While the amygdala was responsible for identifying the danger, these neurotransmitters prompt us to react. The brain wants us to defend ourselves, escape, react … And this is done by sending more blood into the muscles. By accelerating the heart, bringing more air to the lungs …
This state of alarm can help us in very concrete moments but only when the threat is "real".However, when this is not the case and when this physiological activation is constant, problems arise. Poor digestion, headaches, hypertension, risk of stroke …
What can we deal with the impact of anxiety on our brain?
As we pointed out at the beginning, anxiety is a physiological answer. It is not enough to say "calm down, everything will be fine".If our brain thinks there is a danger, our reasoning will not help much.Therefore, it is recommended to pay attention to physiological, organic and bodily points.

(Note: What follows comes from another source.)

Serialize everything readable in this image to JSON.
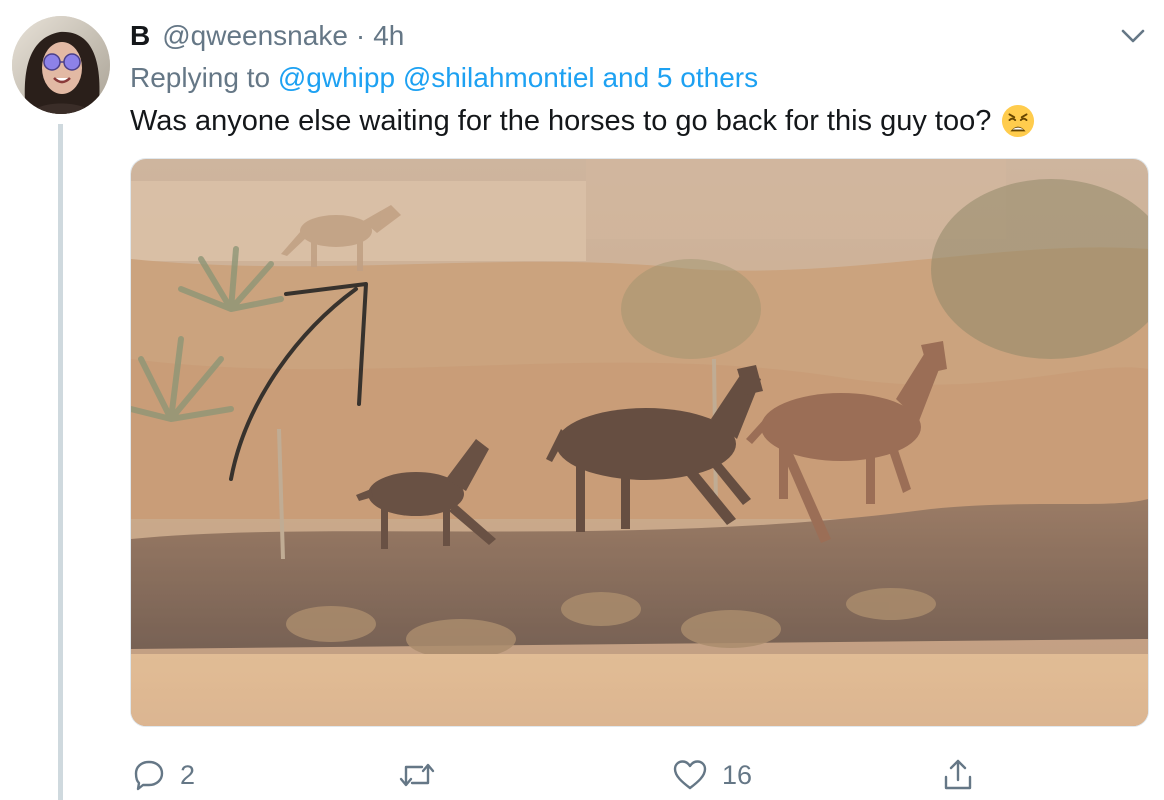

- You must convince your body that there is no threat.How? By practicing relaxation or deep breathing. Put your body on "break" so that your brain is quiet too.
- Take advantage of anxiety.Managing anxiety is not a problem of strength of will.It is not a matter of making this psycho-physiological reality disappear from our brain. It's about using what it brings us in our favor. To visualize this idea and achieve it, we can use artistic therapies. For example, painting is a way of giving shape to this anxiety. Like a devouring monster, it can shrink, become more harmless …
- New habits, new routines.Sometimes making changes to our daily lives can be very effective. Go for a walk, see a concert every week, meet new people, do yoga … All of this can change the alarm perception of our brain. He will be able to see things in another way.
Finally, do not hesitate to consult a professional if this state of anxiety is stronger than us.Nobody deserves to live in fear. No one must live permanently in the clutches of this chronic anxiety that darkens everything.